The average (mean) effect size is not always the metric of interest. For example, the sum of outcomes is more often useful. Consider the case where the various counterfactual scenarios represent different maintenance investment policies over many infrastructure assets. In this case, we want to know the total maintenance cost (i.e. the sum of all cost outcomes given intervention).

In many cases, people want to know all the predicted outcomes individually. For example, if you wanted to perform validation with held-out data, you could compare the predicted results to the actual results.

The implementation of the do-operator in compatible estimators (those descended from RegressionEstimator) first computes all interventional outcomes, and then calculates the mean and returns it. So the desired results are all there - they're just inaccessible.

One possible solution would be to have an interface which returns the list of interventional outcomes e.g.

class RegressionEstimator
  ...

  def get_interventional_outcomes(self, treatment_val, data_df):
    ...

  def _do(self, treatment_val, data_df):
    interventional_outcomes = self.get_interventional_outcomes(treatment_val, data_df)
    return interventional_outcomes.mean()

This is probably ideal for also allowing analysis of individual outcome predictions given interventions.

However, another possibility is to simply modify the do interface to return mean, sum and count as these are the most interesting quantities and satisfy most counterfactual use-cases:

class RegressionEstimator
  ...

  def _do(self, treatment_val, data_df):
    ...

    interventional_outcomes = self.predict_fn(self.model, new_features)
    return interventional_outcomes.mean(), interventional_outcomes.sum(), len(interventional_outcomes)

Happy to create a PR for either method, or another suggestion, if it's wanted.

It would also be nice to have support for the do-operator in other estimators, but I think that's a separate issue.

amit-sharma commented 1 year ago

Hey @drawlinson that's a great point.
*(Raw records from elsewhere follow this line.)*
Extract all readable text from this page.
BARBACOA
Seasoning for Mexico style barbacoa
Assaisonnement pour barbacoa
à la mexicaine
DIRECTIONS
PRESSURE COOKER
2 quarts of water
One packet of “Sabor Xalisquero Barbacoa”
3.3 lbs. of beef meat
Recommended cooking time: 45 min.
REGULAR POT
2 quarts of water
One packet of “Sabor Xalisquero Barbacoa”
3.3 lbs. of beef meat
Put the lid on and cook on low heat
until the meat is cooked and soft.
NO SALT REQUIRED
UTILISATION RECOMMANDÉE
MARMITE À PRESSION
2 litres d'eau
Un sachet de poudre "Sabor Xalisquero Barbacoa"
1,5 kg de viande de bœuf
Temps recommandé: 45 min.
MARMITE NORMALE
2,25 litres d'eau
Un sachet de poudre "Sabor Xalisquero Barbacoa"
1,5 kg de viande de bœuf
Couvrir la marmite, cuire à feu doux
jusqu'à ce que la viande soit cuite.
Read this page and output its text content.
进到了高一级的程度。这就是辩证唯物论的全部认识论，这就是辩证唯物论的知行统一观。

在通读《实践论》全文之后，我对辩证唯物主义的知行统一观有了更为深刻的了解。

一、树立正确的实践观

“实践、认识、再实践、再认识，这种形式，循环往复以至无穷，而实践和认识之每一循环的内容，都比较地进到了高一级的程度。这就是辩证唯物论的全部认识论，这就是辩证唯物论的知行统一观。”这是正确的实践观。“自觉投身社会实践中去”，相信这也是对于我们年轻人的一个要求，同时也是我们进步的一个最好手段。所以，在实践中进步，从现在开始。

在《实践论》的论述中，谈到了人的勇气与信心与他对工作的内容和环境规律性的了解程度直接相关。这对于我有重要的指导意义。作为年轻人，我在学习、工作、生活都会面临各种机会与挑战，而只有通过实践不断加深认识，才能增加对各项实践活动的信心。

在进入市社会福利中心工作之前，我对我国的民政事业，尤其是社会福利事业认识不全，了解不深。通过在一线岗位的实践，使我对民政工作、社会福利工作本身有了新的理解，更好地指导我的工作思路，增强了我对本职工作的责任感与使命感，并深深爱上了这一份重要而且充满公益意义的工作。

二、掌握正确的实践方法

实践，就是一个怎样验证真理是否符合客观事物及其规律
Thanks for raising it. Users can benefit from having access to the individual outcomes.

Among the options, I like the first one since it does not change the output signature of do method. For simplicity in naming, I suggest calling the new method interventional_outcomes (remove get). Look forward to your PR on this.

drawlinson commented 1 year ago

@amit-sharma PR at https://github.com/py-why/dowhy/pull/1018

I found test coverage for the change via RegressionEstimator.estimate_effect(), which is used in several tests such as tests/test_notebooks.py::test_notebook[dowhy_estimation_methods.ipynb]

I couldn't find a way to link this issue to the PR. Do let me know if I can do anything else. Thanks!